We’ve mentioned GRR before – it’s our high-speed, full-system emulator used to fuzz program binaries. We developed GRR for DARPA’s Cyber Grand Challenge (CGC), and now we’re releasing it as an open-source project! Go check it out.
Bugs aren’t afraid of slow fuzzers, and that’s why GRR was designed with unique and innovative features that make it tread scarily fast.
- GRR emulates x86 binaries within a 64-bit address space using dynamic binary translation (DBT). As a 64-bit program, GRR can use more hardware registers and memory than the original program. This enabled easy implementation of perfect isolation without complex register-rescheduling or memory remapping logic. The translated program never sees GRR coming.
- GRR is fast. Existing DBTs re-translate the same program on every execution. They specialize in translating long-running programs, where the translation cost is amortized over time, and “hot” code is reorganized to improve performance. Fuzzing campaigns execute the same program over and over again, so all code is hot, and re-translating the same code is wasteful. GRR’s avoids re-translating code by caching it to disk, and it optimizes its the cached code over the lifetime of the fuzzing campaign.

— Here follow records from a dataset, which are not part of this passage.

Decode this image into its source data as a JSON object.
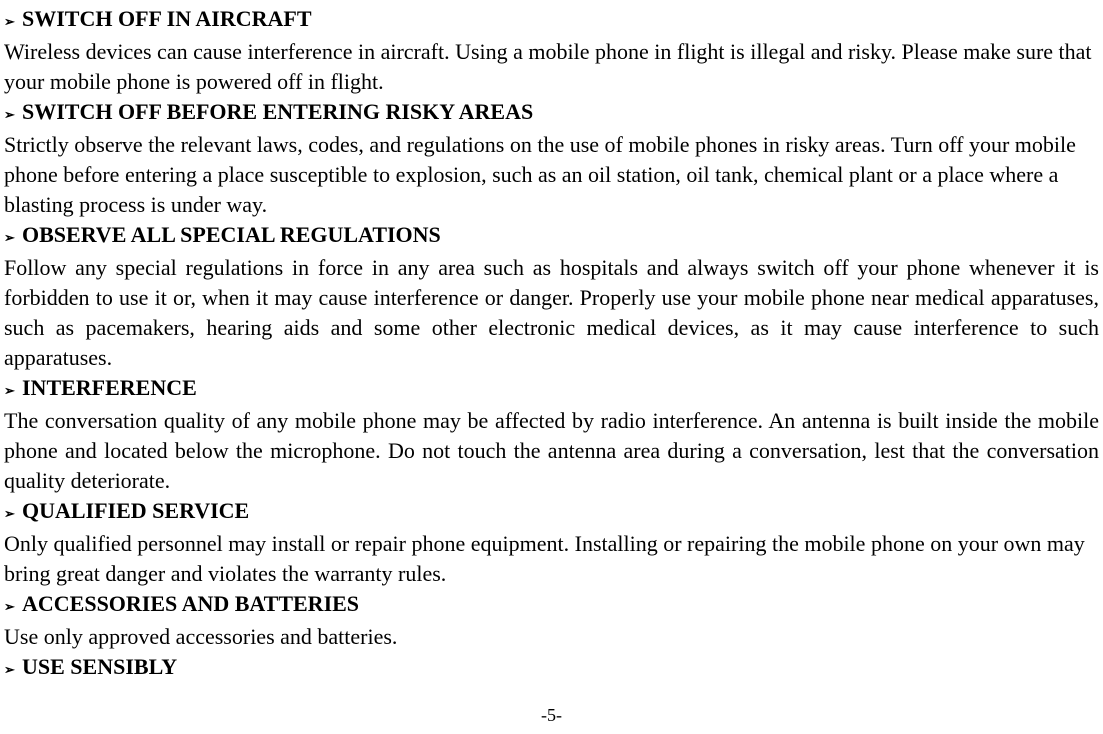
{
  "sections": [
    {
      "heading": "SWITCH OFF IN AIRCRAFT",
      "body": "Wireless devices can cause interference in aircraft. Using a mobile phone in flight is illegal and risky. Please make sure that your mobile phone is powered off in flight.",
      "justify": false
    },
    {
      "heading": "SWITCH OFF BEFORE ENTERING RISKY AREAS",
      "body": "Strictly observe the relevant laws, codes, and regulations on the use of mobile phones in risky areas. Turn off your mobile phone before entering a place susceptible to explosion, such as an oil station, oil tank, chemical plant or a place where a blasting process is under way.",
      "justify": false
    },
    {
      "heading": "OBSERVE ALL SPECIAL REGULATIONS",
      "body": "Follow any special regulations in force in any area such as hospitals and always switch off your phone whenever it is forbidden to use it or, when it may cause interference or danger. Properly use your mobile phone near medical apparatuses, such as pacemakers, hearing aids and some other electronic medical devices, as it may cause interference to such apparatuses.",
      "justify": true
    },
    {
      "heading": "INTERFERENCE",
      "body": "The conversation quality of any mobile phone may be affected by radio interference. An antenna is built inside the mobile phone and located below the microphone. Do not touch the antenna area during a conversation, lest that the conversation quality deteriorate.",
      "justify": true
    },
    {
      "heading": "QUALIFIED SERVICE",
      "body": "Only qualified personnel may install or repair phone equipment. Installing or repairing the mobile phone on your own may bring great danger and violates the warranty rules.",
      "justify": false
    },
    {
      "heading": "ACCESSORIES AND BATTERIES",
      "body": "Use only approved accessories and batteries.",
      "justify": false
    },
    {
      "heading": "USE SENSIBLY",
      "body": "",
      "justify": false
    }
  ],
  "bullet_glyph": "➢",
  "page_number": "-5-",
  "colors": {
    "text": "#000000",
    "background": "#ffffff"
  },
  "typography": {
    "heading_fontsize": 22,
    "body_fontsize": 22,
    "bullet_fontsize": 13,
    "footer_fontsize": 18,
    "line_height": 30,
    "font_family": "Times New Roman"
  }
}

- GRR eats JIT compilers and self-modifying code for breakfast. GRR translates one basic block at a time, and indexes the translated blocks in its cache using “version numbers.” A block’s version number is a Merkle hash of the contents of executable memory. Modifying the contents of an executable page in memory invalidates its hash, thereby triggering re-translation of its code when next executed.

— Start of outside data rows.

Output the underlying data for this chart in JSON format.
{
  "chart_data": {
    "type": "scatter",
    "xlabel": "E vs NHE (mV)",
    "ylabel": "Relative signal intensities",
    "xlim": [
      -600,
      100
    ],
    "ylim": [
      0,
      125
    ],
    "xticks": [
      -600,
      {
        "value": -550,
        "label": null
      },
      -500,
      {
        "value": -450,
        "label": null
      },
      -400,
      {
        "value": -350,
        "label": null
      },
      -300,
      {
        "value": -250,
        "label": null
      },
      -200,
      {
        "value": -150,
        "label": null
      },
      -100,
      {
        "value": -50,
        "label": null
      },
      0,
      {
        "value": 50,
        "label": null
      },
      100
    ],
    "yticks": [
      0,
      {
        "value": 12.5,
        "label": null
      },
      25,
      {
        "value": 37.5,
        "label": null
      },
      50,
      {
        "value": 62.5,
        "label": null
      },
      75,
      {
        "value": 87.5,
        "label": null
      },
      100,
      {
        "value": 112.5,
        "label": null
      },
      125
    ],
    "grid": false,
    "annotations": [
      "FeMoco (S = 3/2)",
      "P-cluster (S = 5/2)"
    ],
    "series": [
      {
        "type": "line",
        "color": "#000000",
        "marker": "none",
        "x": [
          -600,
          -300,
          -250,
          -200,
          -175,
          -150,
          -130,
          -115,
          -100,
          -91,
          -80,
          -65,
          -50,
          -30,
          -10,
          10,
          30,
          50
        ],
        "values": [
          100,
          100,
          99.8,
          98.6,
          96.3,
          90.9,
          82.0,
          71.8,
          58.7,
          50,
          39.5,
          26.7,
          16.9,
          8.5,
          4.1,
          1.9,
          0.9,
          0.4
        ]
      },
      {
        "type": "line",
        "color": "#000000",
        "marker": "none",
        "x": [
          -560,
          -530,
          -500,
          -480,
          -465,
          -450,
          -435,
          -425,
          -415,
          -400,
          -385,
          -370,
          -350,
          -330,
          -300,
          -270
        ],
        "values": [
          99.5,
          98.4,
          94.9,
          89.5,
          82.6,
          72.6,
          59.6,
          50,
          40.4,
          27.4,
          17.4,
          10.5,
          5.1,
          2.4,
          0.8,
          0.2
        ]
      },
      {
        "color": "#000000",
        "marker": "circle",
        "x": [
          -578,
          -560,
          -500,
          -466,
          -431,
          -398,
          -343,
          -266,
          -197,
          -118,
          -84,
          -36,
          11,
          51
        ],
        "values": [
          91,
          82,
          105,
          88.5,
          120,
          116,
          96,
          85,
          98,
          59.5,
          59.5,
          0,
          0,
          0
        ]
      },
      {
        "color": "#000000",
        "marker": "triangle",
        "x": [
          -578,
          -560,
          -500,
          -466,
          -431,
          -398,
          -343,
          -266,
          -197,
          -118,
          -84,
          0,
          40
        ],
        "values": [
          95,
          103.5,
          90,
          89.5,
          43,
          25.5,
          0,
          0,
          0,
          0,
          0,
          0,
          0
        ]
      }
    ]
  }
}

- GRR is efficient. GRR uses program snapshotting to skip over irrelevant setup code that executes before the first input byte is ever read. This saves a lot cycles in a fuzzing campaign with millions or billions of program executions. GRR also avoids kernel roundtrips by emulating system calls and performing all I/O within memory.
- GRR is extensible. GRR supports pluggable input mutators, including Radamsa, and code coverage metrics, which allows you to tune GRR’s behavior to the program being fuzzed. In the CGC, we didn’t know ahead of time what binaries we would get. There is no one-size fits all way of measuring code coverage. GRR’s flexibility let us change how code coverage was measured over time. This made our fuzzer more resilient to different types of programs.
Two fists in the air
Take a look at GRR demolishing this CGC challenge that has six binaries communicating over IPC. GRR detects the crash in the 3rd binary.
This demo shows off two nifty features of GRR:
- GRR can print out the trace of system calls performed by the translated binary.
- GRR can print out the register state on entry to every basic block executed. Instruction-granularity register traces are available when the maximum basic block size is set to a one instruction.